Of course, the Penguins don’t have just one elite centre – they have two.  Evgeni Malkin will likely play alongside Jason Zucker and Bryan Rust on a line where their lowest scorer (Zucker) had more goals than Montreal’s top second liner between Jonathan Drouin, Nick Suzuki, and Joel Armia.  I know Julien really likes what he sees from his newly-assembled trio and a healthy Drouin can make a difference if he’s at his best but this is a matchup that has to be concerning to the Canadiens.

Without getting too deep into the matchup minutiae, the bottom six options are relatively close.  Pittsburgh veterans Patrick Marleau (yes, he plays for them now) and Patric Hornqvist are coming off of quiet years but still provide some offensive upside while their fourth line is a step weaker.  For the Habs, they appear to be intent to spread things around with Max Domi looking to be on the fourth line.  That could create some favourable matchups to try to exploit but again, Montreal was a team that had trouble scoring this season.  Taking one of your better offensive players and putting him with roster fillers could also backfire and mitigate any potential advantage.  It’s also worth noting that Pittsburgh’s fourth line (Zach Aston-Reese-Teddy Bleuger-Brandon Tanev) is one of the stronger defensive trios in the league which should negate some of the efforts to split things up.

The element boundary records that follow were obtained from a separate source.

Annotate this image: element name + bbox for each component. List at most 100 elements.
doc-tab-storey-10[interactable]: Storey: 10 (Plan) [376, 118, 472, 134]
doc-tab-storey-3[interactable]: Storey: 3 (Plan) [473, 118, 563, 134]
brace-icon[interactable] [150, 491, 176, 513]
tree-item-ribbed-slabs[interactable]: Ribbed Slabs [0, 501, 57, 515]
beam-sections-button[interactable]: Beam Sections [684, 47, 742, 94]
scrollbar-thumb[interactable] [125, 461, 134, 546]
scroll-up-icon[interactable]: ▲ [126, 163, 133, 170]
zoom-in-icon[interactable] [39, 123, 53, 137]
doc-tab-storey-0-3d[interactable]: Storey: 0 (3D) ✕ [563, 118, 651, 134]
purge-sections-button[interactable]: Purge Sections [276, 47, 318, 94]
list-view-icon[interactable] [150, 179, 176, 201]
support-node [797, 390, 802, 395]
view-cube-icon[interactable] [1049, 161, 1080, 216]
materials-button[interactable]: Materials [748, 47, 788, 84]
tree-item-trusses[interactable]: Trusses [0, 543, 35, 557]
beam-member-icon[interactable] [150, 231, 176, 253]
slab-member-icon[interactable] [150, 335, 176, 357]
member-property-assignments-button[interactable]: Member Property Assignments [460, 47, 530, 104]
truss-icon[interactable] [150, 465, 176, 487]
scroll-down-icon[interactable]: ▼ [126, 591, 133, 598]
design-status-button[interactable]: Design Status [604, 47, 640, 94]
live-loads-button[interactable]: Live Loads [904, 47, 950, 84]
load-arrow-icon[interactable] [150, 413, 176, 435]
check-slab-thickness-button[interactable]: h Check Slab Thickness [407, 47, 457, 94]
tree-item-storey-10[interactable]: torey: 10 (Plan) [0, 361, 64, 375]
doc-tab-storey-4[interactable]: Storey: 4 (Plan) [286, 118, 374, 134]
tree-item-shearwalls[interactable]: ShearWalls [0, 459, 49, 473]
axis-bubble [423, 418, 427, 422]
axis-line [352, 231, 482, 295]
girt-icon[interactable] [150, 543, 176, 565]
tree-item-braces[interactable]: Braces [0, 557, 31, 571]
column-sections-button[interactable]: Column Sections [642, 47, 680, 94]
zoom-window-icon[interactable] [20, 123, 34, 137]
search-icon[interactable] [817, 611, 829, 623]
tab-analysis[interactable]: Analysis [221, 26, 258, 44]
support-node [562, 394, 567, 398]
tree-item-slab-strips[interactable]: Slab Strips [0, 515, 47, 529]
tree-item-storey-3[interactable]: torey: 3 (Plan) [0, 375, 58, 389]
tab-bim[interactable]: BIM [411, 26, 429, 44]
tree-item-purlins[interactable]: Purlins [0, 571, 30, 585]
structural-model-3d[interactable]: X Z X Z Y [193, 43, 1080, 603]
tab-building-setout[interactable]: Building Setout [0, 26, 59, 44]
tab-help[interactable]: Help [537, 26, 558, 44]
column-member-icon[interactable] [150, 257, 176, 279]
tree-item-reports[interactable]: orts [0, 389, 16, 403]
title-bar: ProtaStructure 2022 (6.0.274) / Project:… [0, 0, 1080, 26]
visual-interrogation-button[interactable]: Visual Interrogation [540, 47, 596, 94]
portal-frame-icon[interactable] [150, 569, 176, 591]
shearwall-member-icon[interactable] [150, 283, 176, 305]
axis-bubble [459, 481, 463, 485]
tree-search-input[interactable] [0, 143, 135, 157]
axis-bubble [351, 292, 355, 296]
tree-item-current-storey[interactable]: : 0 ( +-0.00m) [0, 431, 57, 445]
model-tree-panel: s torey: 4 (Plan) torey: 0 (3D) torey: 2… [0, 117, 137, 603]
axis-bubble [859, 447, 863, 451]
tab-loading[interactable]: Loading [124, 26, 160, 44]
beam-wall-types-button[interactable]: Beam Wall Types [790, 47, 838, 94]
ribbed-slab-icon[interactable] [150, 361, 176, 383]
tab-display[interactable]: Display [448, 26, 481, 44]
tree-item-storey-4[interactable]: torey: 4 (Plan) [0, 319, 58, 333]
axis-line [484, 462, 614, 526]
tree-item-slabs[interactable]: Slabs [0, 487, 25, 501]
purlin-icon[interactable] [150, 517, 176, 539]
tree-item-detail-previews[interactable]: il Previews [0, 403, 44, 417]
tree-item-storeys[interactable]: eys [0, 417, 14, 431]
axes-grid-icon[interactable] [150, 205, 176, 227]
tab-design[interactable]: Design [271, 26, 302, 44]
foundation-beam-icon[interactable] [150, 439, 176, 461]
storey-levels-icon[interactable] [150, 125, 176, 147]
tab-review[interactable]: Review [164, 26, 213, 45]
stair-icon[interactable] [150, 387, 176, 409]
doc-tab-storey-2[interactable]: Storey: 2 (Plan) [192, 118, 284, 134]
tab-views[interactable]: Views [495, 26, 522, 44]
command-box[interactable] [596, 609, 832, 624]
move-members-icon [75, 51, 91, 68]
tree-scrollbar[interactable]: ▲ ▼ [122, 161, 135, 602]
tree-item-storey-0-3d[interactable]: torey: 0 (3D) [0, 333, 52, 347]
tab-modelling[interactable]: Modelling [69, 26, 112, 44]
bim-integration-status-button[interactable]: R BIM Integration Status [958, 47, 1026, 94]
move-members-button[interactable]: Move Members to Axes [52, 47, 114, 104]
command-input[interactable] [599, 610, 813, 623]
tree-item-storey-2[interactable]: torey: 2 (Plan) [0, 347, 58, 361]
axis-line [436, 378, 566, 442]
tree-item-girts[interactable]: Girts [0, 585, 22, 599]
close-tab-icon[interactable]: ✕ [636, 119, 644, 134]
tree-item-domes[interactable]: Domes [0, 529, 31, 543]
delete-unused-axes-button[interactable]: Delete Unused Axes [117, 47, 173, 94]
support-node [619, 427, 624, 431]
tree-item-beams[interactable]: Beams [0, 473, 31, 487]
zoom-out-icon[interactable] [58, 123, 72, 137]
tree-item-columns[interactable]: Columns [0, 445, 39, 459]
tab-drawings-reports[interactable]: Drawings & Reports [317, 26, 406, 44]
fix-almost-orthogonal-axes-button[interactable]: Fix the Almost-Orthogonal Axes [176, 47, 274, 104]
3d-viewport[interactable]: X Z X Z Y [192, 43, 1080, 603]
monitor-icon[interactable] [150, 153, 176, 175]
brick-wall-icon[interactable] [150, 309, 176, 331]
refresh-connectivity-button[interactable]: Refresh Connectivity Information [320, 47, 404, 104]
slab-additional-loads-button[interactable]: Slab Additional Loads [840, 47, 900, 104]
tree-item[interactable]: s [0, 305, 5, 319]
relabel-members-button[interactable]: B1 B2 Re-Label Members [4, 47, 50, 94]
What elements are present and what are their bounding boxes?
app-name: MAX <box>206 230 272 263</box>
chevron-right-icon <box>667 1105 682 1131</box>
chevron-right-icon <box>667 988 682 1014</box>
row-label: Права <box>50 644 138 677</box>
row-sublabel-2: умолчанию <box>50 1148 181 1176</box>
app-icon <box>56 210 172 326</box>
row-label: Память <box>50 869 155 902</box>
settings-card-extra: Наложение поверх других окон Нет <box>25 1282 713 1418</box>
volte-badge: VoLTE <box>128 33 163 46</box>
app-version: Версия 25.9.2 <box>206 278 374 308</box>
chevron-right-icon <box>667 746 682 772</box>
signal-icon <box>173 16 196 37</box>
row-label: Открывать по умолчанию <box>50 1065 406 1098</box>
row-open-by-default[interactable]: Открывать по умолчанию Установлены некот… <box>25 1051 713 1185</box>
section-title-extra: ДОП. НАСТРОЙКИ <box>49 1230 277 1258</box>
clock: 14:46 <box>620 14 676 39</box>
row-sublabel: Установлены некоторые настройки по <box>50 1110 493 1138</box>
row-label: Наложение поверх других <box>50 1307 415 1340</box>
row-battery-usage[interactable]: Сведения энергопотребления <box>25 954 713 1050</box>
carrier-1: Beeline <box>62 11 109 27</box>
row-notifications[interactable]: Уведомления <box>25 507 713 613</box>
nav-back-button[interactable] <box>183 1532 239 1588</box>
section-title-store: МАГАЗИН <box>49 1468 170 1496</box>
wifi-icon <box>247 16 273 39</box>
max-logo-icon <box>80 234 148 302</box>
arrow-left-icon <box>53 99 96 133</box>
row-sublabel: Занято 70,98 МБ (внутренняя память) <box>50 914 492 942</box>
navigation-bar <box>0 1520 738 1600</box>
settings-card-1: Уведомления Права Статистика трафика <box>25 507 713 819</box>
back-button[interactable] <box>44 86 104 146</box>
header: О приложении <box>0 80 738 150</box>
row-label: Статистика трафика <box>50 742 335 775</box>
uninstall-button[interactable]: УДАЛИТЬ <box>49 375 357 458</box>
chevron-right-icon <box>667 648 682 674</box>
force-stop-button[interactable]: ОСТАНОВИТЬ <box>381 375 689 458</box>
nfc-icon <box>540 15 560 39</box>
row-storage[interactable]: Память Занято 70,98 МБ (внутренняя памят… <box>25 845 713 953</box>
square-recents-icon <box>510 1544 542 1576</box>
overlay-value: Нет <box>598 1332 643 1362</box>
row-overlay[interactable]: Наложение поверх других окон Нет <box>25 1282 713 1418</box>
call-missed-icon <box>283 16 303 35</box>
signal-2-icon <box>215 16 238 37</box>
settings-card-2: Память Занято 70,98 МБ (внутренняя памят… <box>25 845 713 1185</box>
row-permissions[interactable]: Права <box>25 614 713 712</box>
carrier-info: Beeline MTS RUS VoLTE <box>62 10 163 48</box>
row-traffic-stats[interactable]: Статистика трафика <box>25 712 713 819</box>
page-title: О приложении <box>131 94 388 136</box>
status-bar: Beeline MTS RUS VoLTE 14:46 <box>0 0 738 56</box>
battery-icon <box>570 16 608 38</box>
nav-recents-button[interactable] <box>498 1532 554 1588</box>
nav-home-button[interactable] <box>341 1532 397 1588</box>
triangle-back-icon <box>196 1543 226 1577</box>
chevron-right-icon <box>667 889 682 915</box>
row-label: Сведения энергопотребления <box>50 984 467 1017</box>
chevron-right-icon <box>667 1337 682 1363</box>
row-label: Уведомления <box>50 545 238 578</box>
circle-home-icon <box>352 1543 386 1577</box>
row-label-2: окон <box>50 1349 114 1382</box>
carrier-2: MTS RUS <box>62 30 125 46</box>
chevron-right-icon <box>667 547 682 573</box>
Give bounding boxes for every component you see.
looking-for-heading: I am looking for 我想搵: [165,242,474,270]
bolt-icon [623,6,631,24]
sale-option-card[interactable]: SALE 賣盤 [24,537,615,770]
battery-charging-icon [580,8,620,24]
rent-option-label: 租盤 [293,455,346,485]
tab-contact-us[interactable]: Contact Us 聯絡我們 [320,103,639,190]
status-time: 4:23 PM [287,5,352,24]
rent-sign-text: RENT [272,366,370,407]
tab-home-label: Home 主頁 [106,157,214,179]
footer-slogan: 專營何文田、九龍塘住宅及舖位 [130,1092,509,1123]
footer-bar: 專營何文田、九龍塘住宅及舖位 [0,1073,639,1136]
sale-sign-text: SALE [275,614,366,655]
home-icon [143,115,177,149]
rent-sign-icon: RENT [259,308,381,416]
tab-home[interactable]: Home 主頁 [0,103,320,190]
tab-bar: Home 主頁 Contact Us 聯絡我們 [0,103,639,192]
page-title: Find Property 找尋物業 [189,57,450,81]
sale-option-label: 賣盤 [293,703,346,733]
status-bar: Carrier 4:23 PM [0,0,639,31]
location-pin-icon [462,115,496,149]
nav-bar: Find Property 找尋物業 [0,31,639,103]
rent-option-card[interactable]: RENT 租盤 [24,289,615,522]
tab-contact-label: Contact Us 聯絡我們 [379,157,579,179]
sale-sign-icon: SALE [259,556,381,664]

Jesperi Kotkaniemi is an intriguing wild card as he has come to camp in shape and appears to have earned a spot back on the third line.  If he plays like he did in the first half of the season though, he may not be in that position for long but he’s one of the few players that has another level to reach.  Doing that in this series would certainly give them a boost.  A healthy Paul Byron and his speed could also be a factor.

Of course, any discussion about the offence isn’t complete without looking at the power play.  The Penguins, despite being buoyed by their top forwards, surprisingly weren’t much better than the Habs with the man advantage this season.  They posted a 19.91% success rate which was good for 16th while the Canadiens checked in at 17.74%, good for 22nd.  However, Pittsburgh was a top-10 team shorthanded (82.11%) while Montreal was 19th (78.67%) and down one of their top penalty killers in Nate Thompson who was moved at the deadline.

The special teams battle basically boils down to Montreal’s penalty kill against Pittsburgh’s power play.  Let’s face it, the Habs having a 30-minute power play practice that saw them play to a 1-1 draw does not inspire much in the way of confidence that they’ll be able to do anything beyond teeing up Shea Weber which seemed to be the extent of their creativity during the season.  Anything they get there is a bonus at this point.

It’s this element that may very well turn things.  At even strength, the Habs should be able to hold their own although that second line matchup is a little concerning.  But a team with as much firepower as Pittsburgh has is going to have their opportunities to exploit what had at times been a leaky penalty kill.  If that happens, Montreal is going to be in trouble no matter how sharp Carey Price plays.

Some have suggested that the forward matchup skews heavily in favour of Pittsburgh.  I wouldn’t put it quite so strongly but Pittsburgh certainly does carry the advantage heading into this series which is why they’re the justifiable strong favourites heading in.